Le sacrifice comme fondement de l'ordre naturel ! C'est un pensée très haute, proche de l'Inde ancienne qui applaudit au Sacrifice mais inspirée plutôt chez René Girard par le souci chrétien des victimes. Dieu ne fait plus peur, d'une part, dans un contexte chrétien, et la Création apparaît dans l'actualité comme nous donnant la vie et nous la retirant avec une même désinvolture, comme nous faisant tous victimes, même, puisque nous mourons tous, mais surtout comme indifférente aux souffrances qui durent, indifférente à tout. Deux sources de l'athéisme : Dieu ne fait plus peur et le souci des victimes révèle la cruauté de son absence. Le souci des victimes, qui vient de Dieu, se retourne facilement contre la foi : trop de souffrances et Dieu paraît absent, inexistant. Thérèse de Lisieux ne doute pas tant qu'elle ne souffre pas elle-même, mais elle doute profondément dès qu'elle souffre. Mère Térésa ne doute pas tant qu'elle ne côtoie pas quotidiennement la souffrance mais dès que c'est le cas, ce sont pour elle cinquante ans de "nuit de la foi". Le chrétien qui ne souffre pas et ne fait rien pour personne, dont l'empathie est nulle, ne doute pas : c'est "la foi des démons" dont parle Fabrice Hadjadj. Mais le chrétien qui souffre ou le chrétien compatissant et au contact de la détresse humaine rencontre en lui la question de l'athéisme.

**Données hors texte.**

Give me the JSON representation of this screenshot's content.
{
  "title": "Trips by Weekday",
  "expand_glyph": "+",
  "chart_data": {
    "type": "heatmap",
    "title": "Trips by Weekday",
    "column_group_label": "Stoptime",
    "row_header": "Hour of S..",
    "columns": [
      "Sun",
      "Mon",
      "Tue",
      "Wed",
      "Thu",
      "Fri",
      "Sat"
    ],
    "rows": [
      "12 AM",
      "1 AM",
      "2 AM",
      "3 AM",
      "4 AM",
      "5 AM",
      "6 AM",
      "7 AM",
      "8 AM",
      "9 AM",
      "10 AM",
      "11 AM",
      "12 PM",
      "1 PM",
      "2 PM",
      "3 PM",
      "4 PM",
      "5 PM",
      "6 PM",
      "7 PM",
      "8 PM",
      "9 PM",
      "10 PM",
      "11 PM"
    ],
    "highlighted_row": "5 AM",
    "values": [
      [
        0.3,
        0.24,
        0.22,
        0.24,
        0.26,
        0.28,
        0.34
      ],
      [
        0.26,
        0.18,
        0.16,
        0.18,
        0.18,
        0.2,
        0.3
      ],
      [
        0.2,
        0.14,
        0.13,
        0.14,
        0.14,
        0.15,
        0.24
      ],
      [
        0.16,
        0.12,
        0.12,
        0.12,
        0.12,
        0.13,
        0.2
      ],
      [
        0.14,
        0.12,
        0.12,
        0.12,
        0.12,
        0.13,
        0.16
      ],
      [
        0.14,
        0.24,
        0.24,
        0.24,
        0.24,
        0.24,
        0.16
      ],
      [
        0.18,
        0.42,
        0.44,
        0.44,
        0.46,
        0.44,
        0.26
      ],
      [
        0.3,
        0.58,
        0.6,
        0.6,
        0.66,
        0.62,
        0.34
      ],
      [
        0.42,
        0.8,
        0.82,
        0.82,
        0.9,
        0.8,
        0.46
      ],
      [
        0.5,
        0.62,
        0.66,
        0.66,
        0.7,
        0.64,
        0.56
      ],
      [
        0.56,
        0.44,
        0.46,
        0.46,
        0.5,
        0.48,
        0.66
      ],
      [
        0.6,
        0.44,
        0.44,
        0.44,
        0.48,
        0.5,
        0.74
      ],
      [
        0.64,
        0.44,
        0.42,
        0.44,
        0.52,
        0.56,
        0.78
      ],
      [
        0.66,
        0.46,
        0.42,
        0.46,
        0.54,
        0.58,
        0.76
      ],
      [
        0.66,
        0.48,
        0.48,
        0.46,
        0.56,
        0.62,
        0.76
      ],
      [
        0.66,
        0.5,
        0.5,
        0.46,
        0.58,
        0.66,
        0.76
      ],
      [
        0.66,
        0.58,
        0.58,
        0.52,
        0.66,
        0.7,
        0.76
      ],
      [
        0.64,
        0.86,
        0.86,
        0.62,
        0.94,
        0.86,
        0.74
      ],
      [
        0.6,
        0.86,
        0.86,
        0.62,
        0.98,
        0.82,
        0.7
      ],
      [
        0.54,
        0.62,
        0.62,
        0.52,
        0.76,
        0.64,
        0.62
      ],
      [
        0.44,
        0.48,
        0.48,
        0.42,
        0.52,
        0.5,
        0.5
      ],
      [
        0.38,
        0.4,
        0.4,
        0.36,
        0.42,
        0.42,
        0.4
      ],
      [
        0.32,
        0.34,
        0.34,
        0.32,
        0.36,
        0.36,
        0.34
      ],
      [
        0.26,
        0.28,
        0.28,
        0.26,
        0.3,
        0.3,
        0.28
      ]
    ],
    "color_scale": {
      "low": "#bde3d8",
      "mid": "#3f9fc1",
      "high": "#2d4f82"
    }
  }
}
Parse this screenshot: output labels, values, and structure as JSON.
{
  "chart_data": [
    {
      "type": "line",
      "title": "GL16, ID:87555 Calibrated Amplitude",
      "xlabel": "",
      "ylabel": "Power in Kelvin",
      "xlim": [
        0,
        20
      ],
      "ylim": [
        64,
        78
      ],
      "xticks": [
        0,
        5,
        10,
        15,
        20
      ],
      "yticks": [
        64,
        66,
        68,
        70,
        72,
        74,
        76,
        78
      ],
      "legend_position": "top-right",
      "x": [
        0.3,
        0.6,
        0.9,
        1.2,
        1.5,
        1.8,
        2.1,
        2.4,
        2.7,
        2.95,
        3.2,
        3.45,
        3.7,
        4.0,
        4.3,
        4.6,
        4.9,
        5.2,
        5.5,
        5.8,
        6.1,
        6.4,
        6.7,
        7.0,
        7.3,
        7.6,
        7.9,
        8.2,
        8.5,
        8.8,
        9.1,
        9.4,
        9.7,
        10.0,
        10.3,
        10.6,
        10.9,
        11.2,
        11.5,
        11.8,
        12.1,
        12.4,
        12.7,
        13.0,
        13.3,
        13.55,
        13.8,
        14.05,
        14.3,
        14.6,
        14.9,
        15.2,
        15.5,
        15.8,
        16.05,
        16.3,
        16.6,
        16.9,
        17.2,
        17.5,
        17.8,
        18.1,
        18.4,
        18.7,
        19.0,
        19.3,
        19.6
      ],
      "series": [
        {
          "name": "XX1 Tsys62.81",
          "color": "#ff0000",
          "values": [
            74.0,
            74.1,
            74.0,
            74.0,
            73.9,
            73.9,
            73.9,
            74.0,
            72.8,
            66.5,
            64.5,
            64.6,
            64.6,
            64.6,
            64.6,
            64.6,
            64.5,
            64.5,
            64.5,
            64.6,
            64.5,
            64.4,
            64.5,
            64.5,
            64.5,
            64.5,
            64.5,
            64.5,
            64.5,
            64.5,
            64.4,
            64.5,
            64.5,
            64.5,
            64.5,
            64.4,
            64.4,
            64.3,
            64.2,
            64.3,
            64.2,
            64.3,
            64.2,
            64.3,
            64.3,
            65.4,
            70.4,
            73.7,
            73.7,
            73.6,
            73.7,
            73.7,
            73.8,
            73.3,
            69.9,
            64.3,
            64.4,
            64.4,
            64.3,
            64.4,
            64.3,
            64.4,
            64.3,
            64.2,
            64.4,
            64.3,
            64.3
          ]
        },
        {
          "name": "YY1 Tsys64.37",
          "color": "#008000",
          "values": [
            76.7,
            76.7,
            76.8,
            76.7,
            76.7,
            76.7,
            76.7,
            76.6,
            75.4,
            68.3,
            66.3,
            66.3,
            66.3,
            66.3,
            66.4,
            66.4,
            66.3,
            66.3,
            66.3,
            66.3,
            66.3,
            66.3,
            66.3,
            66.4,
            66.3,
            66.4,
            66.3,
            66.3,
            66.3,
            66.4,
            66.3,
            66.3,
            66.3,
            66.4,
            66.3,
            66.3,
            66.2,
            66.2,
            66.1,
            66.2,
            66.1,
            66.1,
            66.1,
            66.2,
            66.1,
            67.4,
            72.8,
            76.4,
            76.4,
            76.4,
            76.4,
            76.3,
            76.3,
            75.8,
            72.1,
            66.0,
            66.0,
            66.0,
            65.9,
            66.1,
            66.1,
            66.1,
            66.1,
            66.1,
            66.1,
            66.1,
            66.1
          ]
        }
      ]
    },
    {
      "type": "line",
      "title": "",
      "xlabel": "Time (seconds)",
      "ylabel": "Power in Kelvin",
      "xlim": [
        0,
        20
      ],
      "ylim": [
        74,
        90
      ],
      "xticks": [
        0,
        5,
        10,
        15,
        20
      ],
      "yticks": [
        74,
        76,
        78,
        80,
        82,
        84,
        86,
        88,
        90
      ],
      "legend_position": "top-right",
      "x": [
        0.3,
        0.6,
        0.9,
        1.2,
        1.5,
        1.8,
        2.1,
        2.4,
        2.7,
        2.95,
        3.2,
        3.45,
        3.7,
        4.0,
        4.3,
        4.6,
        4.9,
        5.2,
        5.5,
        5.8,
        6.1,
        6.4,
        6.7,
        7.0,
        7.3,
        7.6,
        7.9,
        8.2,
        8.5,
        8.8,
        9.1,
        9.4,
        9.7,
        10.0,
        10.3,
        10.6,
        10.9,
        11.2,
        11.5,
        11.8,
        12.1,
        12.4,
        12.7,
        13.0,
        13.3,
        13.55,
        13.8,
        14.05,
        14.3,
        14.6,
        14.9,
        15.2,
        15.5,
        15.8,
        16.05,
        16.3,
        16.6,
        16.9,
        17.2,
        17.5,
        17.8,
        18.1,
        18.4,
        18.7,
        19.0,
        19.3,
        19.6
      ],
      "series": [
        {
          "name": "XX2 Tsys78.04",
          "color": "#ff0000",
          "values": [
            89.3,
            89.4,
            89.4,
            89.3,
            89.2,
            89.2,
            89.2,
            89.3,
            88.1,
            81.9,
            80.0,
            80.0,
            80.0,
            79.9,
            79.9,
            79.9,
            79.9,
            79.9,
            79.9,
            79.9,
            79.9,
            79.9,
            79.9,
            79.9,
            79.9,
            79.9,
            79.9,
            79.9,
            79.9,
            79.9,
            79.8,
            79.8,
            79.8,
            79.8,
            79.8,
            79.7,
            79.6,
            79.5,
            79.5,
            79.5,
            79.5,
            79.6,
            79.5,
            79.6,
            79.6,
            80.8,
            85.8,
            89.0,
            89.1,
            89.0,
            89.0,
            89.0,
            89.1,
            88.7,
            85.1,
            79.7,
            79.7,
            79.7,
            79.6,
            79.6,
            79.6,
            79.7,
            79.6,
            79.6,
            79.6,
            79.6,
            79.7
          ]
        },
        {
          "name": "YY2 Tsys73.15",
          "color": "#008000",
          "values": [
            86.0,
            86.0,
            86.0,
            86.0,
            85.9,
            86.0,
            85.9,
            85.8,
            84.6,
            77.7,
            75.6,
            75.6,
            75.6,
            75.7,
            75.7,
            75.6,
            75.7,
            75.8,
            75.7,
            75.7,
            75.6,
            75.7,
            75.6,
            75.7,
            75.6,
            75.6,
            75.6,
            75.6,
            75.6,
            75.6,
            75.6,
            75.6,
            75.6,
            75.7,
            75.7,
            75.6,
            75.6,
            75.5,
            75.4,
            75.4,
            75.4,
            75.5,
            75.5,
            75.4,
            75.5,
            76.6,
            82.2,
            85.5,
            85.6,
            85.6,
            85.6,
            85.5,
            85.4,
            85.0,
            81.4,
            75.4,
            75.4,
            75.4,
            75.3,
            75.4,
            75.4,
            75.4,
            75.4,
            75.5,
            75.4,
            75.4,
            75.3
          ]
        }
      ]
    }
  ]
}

La relation à Dieu, la prière implorante change le cœur de celui qui prie et la ferveur, donc l'efficacité, de son action, ce qui n'est déjà pas si mal, elle développe aussi son altruisme. Mais l'intervention divine, on a beau la réclamer, l'implorer, elle ne vient pas, ou très rarement. Combien de prières inexaucées, de souffrances sans remède ?

La Création étant ce qu'elle est, le "silence" de Dieu étant ce qu'il est, pour moi, le vrai débat est avec l'athéisme. Le christianisme est tellement "mieux" que n'importe quelle autre religion (quand il est réellement vécu, ce qui est rare) ! Mais entre le "bien" (le "mieux") et le "vrai", il y a de la marge. On ne juge pas du "bien" et du "vrai" selon les mêmes critères. Le christianisme a beau être insurpassable, la perle rare, est-il "vrai" pour autant ? Mystère, mystère, mystère... Triple mystère pour un Dieu trois fois saint.

La raison, à travers la théorie mimétique, conduit aux portes de la foi, mais la raison aussi, à travers le souci des victimes, l'univers visible étant ce qu'il est, "supersacrificiel", et l'univers invisible nous demeurant inaccessible, détourne aussi de la foi. La foi est un saut dans un inconnu qui n'a rien de tranquille. Si elle s'accompagne d'une vraie intelligence, d'une vraie sensibilité, elle ne peut pas condamner tranquillement l'athéisme. Pour une raison qui ne se laisse pas totalement endoctriner, il se peut que Dieu existe, mais il se peut aussi qu'il n'existe pas. La foi tranquille de René Girard vient d'une existence elle-même tranquille. La maladie l'a épargné, il ne vit pas non plus comme mère Térésa environné de souffrance. Je ne veux pas reconduire un christianisme doloriste mais il y a, je pense, un rapport mystérieux entre foi et souffrance. Sans la possibilité d'abîmes de souffrances, il n'y aurait pas de sommets dans l'Amour. Ça n'excuse rien, nous devons pardonner à Dieu ce qui nous révolte dans la Création, mais la possibilité de l'Amour, peut-être, est à ce prix.